# Dudas Motores a pasos y sensores de distancia



## albabug (Feb 27, 2007)

Hola a todos, les comento que entre mis planes actuales quiero realizar un sistema para una máquina que haga unos cortes a unos rollos de papel.

He pensado hacerlo en principio con un microcontrolador (auxiliado de un LCD y teclado sencillo), motores a pasos y sensores de distancia.
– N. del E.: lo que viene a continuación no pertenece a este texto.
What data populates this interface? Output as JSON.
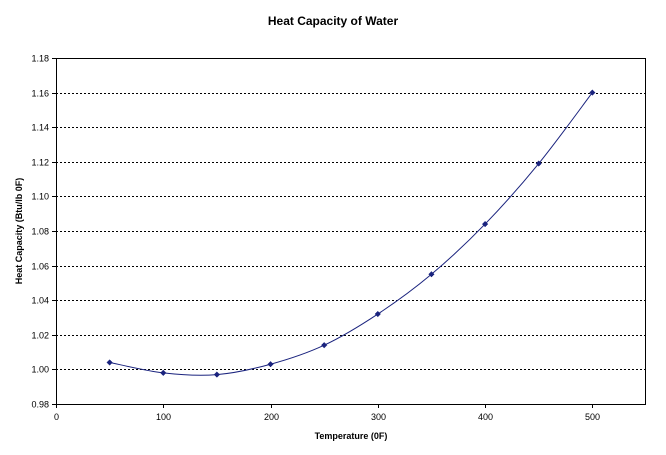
{
  "chart_data": {
    "type": "scatter",
    "title": "Heat Capacity of Water",
    "xlabel": "Temperature (0F)",
    "ylabel": "Heat Capacity (Btu/lb 0F)",
    "xlim": [
      0,
      550
    ],
    "ylim": [
      0.98,
      1.18
    ],
    "x_ticks": [
      0,
      100,
      200,
      300,
      400,
      500
    ],
    "x_tick_labels": [
      "0",
      "100",
      "200",
      "300",
      "400",
      "500"
    ],
    "y_ticks": [
      0.98,
      1.0,
      1.02,
      1.04,
      1.06,
      1.08,
      1.1,
      1.12,
      1.14,
      1.16,
      1.18
    ],
    "y_tick_labels": [
      "0.98",
      "1.00",
      "1.02",
      "1.04",
      "1.06",
      "1.08",
      "1.10",
      "1.12",
      "1.14",
      "1.16",
      "1.18"
    ],
    "grid": "horizontal-dashed",
    "legend": "none",
    "series": [
      {
        "x": [
          50,
          100,
          150,
          200,
          250,
          300,
          350,
          400,
          450,
          500
        ],
        "y": [
          1.004,
          0.998,
          0.997,
          1.003,
          1.014,
          1.032,
          1.055,
          1.084,
          1.119,
          1.16
        ],
        "color": "#1a237e",
        "marker": "diamond",
        "line": "smooth"
      }
    ]
  }
}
Les platico mas sobre mi plan: Al montar el rollo de papel, un sensor medirá la distancia y el microcontrolador moverá con el motor a pasos la posición de la sierra (que está apoyada en un eje y la posición dada por un tornillo sinfin o gusano, como le gusten llamar). Entonces en cuanto los 2 sensores marquen la misma señal (pienso poner un OpAmp en modo comparador, alguna idea del mejor y mas preciso?) ahi sabrá el microcontrolador que ya está en el "origen".
De ahí, dada una relación mecánica paso-distancia, el microcontrolador dará las señales al motor a pasos para que mueva la sierra al punto dado por el teclado y entonces con otro motor a pasos, hará una secuencia para bajar la sierra lentamente (a distintas velocidades según el gramaje del rollo. El sistema mecánico es similar, engrane-tornillo sinfin).
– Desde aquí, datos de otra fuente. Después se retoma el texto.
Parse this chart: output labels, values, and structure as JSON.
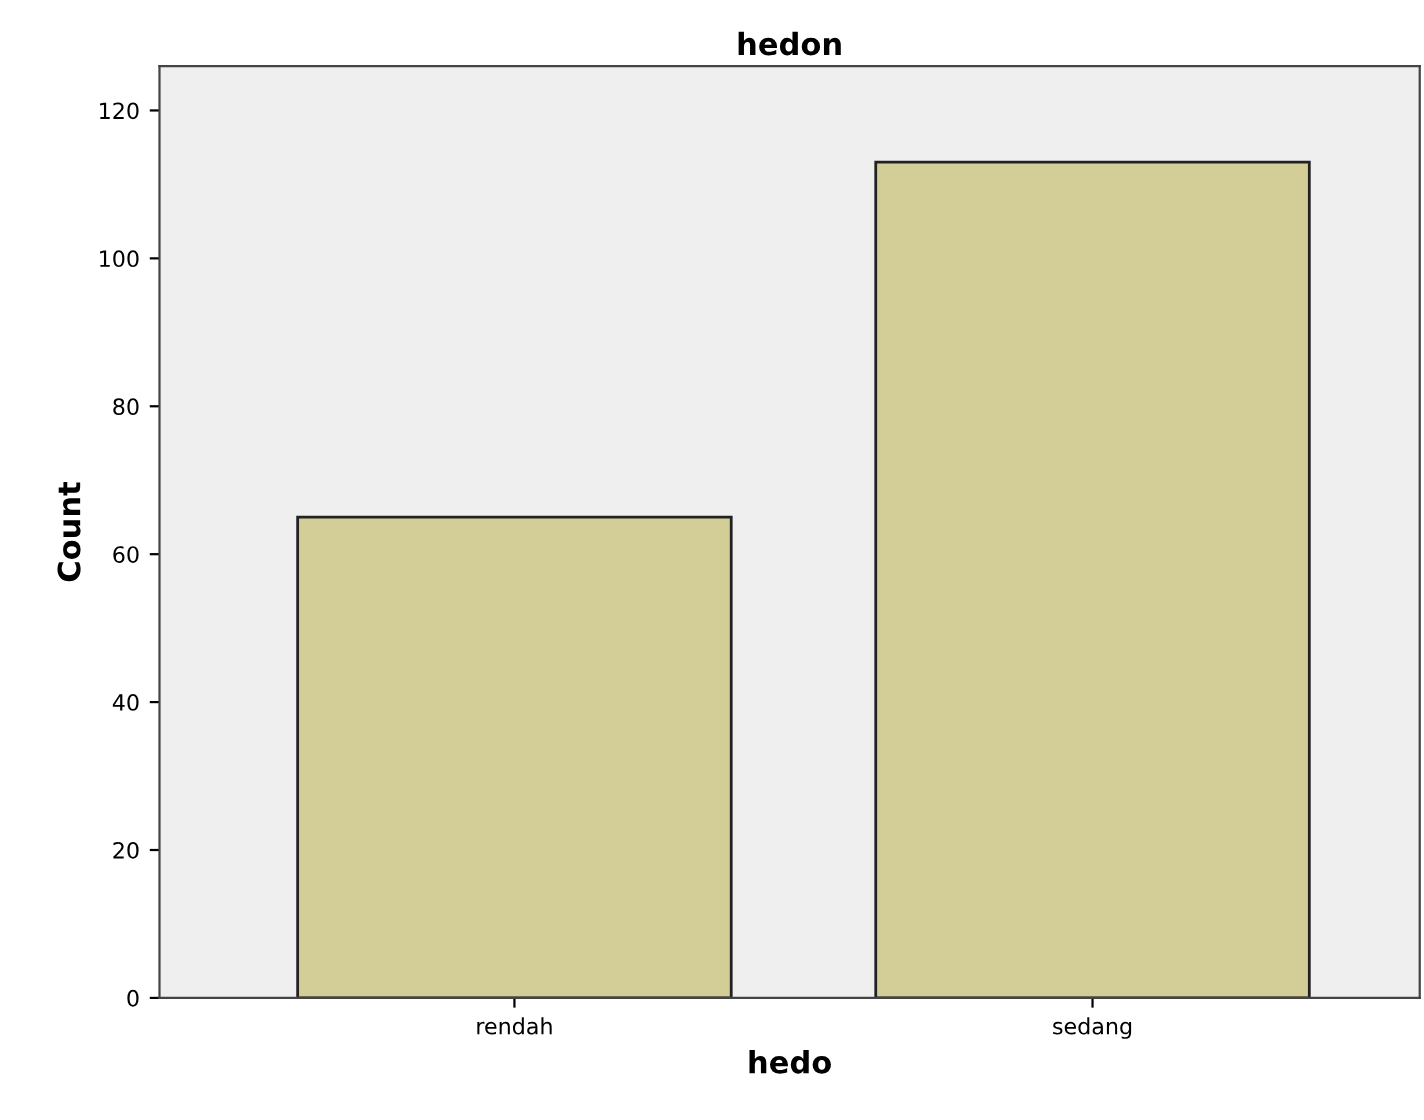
{
  "chart_data": {
    "type": "bar",
    "title": "hedon",
    "xlabel": "hedo",
    "ylabel": "Count",
    "categories": [
      "rendah",
      "sedang"
    ],
    "values": [
      65,
      113
    ],
    "color": "#d3ce97",
    "ylim": [
      0,
      126
    ],
    "yticks": [
      0,
      20,
      40,
      60,
      80,
      100,
      120
    ],
    "grid": false,
    "legend": false
  }
}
Asi parece ser sencillo, sin embargo tengo algunos problemas, y es que he ido a lugares donde venden equipo industrial de segunda mano y he encontrado unos motores a pasos interesantes, sin embargo, no tengo 100% clara la idea en cuanto a la potencia-torque que puedo necesitar. Encontré un motor muy grande, casi como bomba de agua o incluso mas grande, sin embargo me desconcierta que en las especificaciones, usa menos corriente y menos voltaje que otro mas pequeño que marca 134W.

El motor grande marca es bipolar de 3.6V - 6.1A y 840 oz-in, mientras el motor mas pequeño es unipolar y marca 8.1A -35V y 134W. En este caso tengo la duda de como poder interpretar realmente la relacion, pues una está dada en torque y la otra en Watts (que ademas no coincide pues 8.1Ax35V no es 134W).

Bueno, aparte de eso, pensando en usar un motor de bajo voltaje, he pensado la opción de para evitar hacer una fuente de poder, usar una de computadora de 300 o 400 W, pues esas te proveen facilmente hasta de 15A para la salida de 5V sin problema, y si uso el motor de 35V entonces ya se me complica mas, alguna sugerencia al respecto?

Para hacer un driver para estos motores, como creo me resultará caro y complicado hallar un driver especial, he pensado en hacerlo yo mismo. Un simple puente H con la estructura típica con transistores Darlington o MOSFET de alta potencia. Sin embargo aqui mi duda es que realmente casi nunca he trabajado con MOSFETs y no se que tanta diferencia de operacion haya (en mi caso que pienso usar un microcontrolador 89C51). Para mi lo mas sencillo es un tipico BJT, pero he oido mucho que los MOSFETs son mas de potencia, mas seguros y de menos consumo de potencia. Quiero oir sus sugerencias! También al respecto tengo la duda de como es posible que vendan algunos de estos transistores en encapsulado TO-220 que es tan pequeño y puedan aguantar corrientes tan altas sin reventar o ponerse super calientes! Alguien me puede explicar?

Finalmente los sensores, que aunque no los he buscado, no se que taaan caros sean (vivo en Mexico) y que tan faciles de usar sean. He visto que hay con distintas salidas: análogas, digitales de x bits o de salida tipo PWM.

Espero me puedan ayudar, es un proyecto que realmente quiero sacar adelante pronto y tengo toda la disposición para hacerlo.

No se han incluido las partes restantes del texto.